Working through this week’s readings, and readings for another class, I am left questioning the expectations digital texts (and traditional texts) have of me, the reader. As I read Paul Ford’s “As We May Type”, I found myself torn between wanting to read the post in its entirety and wanting to stop to click on a hyperlink that will take me on a related excursion. And then I asked, what is Ford’s expectation of me, the reader? Does he want me to click as I read, or wait until the end? Does it change his message?
Ford introduces three new, yet very different, composing tools: Fargo, Editorially (which has since been made unavailable due to a lack of interest), and Medium (to name a few). In this very post I myself have included hyperlinks to these tools. My purpose being to allow readers to access these tools right away if they so desire. If you notice on Ford’s piece, he did not insert hyperlinksfor Fargo, Editorially, and Medium in the body text of the post, but in the margin as a list. Why include hyperlinks to demos and talks within the text, but not to the tools he is writing about? Did he want the reader’s complete attention? (It didn’t deter me from immediately visiting the site.) I actually ignored the list on the right linking me to all of these tools he reviews.
I found it interesting to try to read about a new tech tool, instead of playing around with it. While reading, I had to fight the urge not to go play with them. Although, Ford’s piece did provide background information as to how these tools were developed, for what purpose, and how they are different from others, so that was helpful. I did not overcome the urge to stop reading and go play, however. Just after reading a little about Fargo, I visited Fargo’s website and wanted to play around with it. Then I came across this screen: I As a new visitor, I could either click the left button and be taken to a page that explains what it is, or I could click the right button and start to mess around with the tool. I immediately wanted to choose the right button and jump right in. I wanted to definite it for myself, not how the creators define it. Which button one clicks seems to say something about the person. Am I a person who plays first, then reads the directions? Yes.
How is reading a digital text, and making decisions about hyperlinks, different from reading a text with charts, tables and figures? Does my decision making change? Initially, I would say no. For the New Horizon Report 2014, I found myself at the beginnings of each section wanting to go look at the framework or figure used to make decisions about what to include in the report. I kept thinking (as I have done for years with these texts), when should I go look at the chart to which the authors are referring? Of course, I know I have a choice in this, but what if my choice changes the message, or if I lose out on something? It would be interesting to evaluate how effective these choices are in understanding the material. (If the results differ, that is.)

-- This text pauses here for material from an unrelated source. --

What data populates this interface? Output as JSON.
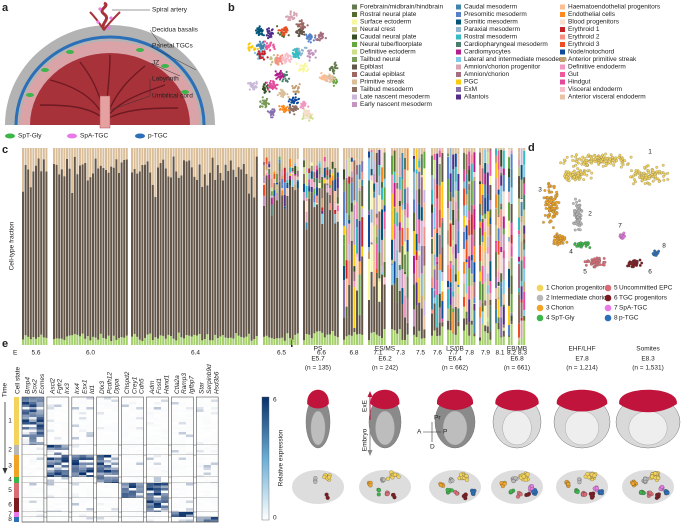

My last question: Do we teach these reading practices to our students? As I’ve worked through the curriculum writing process for eight years now, I have had the chance to peek into prospective English, math, science, and history textbooks, and there is a significant amount of images, tables, graphs, and figures (it seems to have increased). I’m left wondering how often we take the time to go over how to read them? Additionally, how much time do we take examining digital texts in the same way?